A new technology shakes up everything, just as a puff of air against one magnet in the Interdependence exhibit sets all the rest a-jiggling. Under some circumstances, when repairs on the Interdependence exhibit are being accomplished, the magnets can be stirred so much that they go nuts and start sticking to one-another willy-nilly. In the same way, new technologies can radically derange our whole social system. Consider how computers and automation have affected the job market and everything else in our lives, including enabling government and private corporations to spy on us to and extent and in ways we never dreamed possible.

While it can be difficult to fully anticipate how changes to systems will affect them, denying or not understanding the principle of interdependence vastly undermines our ability to cope with change. When new technologies come along, a rush to profit from them usually trumps any discussion about whether the technology might have undesirable side-effects, hence we’re woefully unprepared to deal with them in any rational manner when they occur. Ironically, one good place to look for thoughtful ideas about how new technologies might affect our future lives is in the field of science fiction writing.

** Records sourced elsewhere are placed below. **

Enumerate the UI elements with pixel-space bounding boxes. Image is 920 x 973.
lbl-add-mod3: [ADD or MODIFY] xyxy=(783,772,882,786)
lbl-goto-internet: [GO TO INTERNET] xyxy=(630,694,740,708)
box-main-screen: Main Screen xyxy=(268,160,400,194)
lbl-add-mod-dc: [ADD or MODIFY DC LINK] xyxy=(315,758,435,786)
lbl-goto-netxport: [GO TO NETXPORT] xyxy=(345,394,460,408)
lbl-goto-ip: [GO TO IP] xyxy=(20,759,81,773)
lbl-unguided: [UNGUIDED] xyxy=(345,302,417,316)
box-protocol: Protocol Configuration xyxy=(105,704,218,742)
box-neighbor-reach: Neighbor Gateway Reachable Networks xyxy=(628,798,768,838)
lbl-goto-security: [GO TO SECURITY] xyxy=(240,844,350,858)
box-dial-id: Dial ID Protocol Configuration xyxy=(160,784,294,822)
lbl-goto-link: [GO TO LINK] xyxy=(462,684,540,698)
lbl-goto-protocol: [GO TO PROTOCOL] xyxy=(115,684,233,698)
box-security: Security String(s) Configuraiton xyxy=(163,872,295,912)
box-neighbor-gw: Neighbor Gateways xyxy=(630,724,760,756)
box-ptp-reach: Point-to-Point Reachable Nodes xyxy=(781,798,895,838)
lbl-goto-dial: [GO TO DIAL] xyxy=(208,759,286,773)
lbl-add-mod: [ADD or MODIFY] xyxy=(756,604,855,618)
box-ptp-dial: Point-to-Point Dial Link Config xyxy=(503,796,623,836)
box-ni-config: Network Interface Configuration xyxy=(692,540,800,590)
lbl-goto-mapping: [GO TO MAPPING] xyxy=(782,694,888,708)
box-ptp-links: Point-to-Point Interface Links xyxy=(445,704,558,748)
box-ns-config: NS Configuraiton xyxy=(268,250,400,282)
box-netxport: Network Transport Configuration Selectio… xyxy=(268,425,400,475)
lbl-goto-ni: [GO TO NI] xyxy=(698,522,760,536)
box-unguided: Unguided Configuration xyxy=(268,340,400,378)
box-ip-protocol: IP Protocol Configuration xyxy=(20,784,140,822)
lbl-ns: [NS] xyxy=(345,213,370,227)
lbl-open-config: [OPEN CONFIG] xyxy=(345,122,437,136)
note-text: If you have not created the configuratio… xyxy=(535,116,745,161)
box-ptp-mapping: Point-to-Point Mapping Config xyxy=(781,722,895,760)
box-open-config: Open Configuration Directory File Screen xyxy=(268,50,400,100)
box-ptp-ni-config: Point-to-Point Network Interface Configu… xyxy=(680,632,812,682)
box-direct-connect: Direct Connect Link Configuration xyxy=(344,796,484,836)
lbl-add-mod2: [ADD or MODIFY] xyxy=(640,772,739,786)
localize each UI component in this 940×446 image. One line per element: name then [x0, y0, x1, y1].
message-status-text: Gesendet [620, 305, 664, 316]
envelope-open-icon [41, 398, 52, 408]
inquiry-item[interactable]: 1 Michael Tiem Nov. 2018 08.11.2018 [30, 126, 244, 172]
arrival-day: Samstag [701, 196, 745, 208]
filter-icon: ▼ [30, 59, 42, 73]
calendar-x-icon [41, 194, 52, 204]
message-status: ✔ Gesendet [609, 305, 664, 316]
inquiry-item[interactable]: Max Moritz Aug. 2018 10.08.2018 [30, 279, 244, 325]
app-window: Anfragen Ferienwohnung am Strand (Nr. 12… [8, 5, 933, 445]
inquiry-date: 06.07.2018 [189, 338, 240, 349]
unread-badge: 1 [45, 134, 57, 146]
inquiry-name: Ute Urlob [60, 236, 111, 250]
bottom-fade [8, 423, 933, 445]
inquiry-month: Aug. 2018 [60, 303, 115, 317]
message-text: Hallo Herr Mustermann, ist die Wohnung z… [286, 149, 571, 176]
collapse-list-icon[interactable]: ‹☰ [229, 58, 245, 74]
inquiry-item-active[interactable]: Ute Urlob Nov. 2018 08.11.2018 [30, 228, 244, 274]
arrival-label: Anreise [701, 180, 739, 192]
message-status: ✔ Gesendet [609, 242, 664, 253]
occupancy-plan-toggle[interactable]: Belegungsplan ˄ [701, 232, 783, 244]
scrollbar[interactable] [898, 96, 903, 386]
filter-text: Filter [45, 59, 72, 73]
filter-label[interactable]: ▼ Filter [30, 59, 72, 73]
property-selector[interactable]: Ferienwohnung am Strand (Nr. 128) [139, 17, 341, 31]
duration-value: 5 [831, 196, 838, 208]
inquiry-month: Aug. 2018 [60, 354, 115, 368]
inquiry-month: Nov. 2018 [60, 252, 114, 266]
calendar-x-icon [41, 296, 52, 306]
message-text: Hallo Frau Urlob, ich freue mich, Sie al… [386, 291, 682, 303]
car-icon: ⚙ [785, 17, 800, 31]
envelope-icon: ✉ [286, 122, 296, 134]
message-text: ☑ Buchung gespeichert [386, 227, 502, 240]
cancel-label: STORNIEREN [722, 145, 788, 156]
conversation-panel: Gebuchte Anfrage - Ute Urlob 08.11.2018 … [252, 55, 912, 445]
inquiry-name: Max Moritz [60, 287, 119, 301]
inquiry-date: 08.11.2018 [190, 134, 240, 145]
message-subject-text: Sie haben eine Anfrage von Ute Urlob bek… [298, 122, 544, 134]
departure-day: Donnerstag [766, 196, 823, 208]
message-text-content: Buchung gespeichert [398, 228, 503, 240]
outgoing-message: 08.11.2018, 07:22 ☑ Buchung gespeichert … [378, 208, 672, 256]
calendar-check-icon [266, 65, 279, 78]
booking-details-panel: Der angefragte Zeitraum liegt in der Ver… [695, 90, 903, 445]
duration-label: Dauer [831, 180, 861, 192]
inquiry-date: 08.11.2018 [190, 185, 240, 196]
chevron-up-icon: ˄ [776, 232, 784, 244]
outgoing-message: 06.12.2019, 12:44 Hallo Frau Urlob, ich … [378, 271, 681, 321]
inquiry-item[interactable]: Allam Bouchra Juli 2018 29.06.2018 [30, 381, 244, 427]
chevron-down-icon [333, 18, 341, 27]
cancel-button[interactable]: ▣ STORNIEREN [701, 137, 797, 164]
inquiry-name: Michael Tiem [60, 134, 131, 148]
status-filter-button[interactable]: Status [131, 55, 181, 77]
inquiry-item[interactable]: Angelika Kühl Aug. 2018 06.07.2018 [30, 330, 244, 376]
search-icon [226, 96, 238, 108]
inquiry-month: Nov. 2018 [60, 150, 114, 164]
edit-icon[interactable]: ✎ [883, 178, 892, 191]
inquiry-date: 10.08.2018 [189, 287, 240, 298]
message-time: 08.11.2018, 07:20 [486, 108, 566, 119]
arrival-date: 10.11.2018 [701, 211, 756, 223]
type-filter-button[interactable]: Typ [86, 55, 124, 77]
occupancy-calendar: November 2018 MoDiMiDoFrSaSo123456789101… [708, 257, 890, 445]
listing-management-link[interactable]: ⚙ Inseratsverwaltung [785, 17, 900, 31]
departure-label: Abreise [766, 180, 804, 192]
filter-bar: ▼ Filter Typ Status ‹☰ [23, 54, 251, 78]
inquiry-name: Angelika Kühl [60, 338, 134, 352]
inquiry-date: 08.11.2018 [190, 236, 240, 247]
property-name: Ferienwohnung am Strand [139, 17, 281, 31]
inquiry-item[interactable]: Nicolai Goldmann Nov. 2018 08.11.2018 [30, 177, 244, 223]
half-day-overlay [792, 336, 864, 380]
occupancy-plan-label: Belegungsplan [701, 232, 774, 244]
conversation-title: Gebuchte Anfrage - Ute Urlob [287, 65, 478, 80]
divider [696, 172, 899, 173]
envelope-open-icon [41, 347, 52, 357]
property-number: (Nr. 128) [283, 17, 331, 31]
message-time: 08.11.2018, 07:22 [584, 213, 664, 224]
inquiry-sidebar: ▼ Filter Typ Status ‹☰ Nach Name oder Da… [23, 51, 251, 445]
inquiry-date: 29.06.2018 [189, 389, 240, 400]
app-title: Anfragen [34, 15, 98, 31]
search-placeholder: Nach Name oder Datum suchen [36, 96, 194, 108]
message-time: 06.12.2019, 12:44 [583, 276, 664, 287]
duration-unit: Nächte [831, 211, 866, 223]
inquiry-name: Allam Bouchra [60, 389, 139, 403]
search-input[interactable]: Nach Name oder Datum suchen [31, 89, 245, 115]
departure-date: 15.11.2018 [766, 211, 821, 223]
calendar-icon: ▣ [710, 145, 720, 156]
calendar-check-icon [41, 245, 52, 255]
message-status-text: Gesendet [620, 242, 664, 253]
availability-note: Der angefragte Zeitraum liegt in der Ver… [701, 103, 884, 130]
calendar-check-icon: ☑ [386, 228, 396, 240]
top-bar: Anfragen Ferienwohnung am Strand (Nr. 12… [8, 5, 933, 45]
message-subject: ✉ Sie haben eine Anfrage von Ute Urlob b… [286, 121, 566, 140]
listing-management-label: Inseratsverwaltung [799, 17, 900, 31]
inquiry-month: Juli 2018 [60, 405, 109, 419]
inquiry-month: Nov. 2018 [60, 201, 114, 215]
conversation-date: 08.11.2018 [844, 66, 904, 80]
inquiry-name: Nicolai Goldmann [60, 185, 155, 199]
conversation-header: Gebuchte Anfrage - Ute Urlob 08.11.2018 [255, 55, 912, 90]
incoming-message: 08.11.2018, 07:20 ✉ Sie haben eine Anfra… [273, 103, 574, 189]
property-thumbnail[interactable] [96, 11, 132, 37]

When smaller-scale systems are considered, many people are only marginally conscious of interdependency effects. Where I’ve noticed this phenomenon most obviously is right here at Mindport. We’ve been in existence for nearly 19 years, and quite a number of employees have come and gone. Over that time those of us who have endured over long periods have become increasingly aware of how the problems of individual employees or the introduction of a new employee radically affects the culture of the whole group. After all this time, we’ve come to expect it. We can’t necessarily anticipate what effect the arrival or departure of a group member will have, but at least we’re prepared that there will be emotional consequences, often positive, but sometimes confusing, accruing from such changes of personnel. These fluctuation of emotional tides have taught all of us who work at Mindport a great deal about our own interdependence with our fellow workers and with our visitors as well.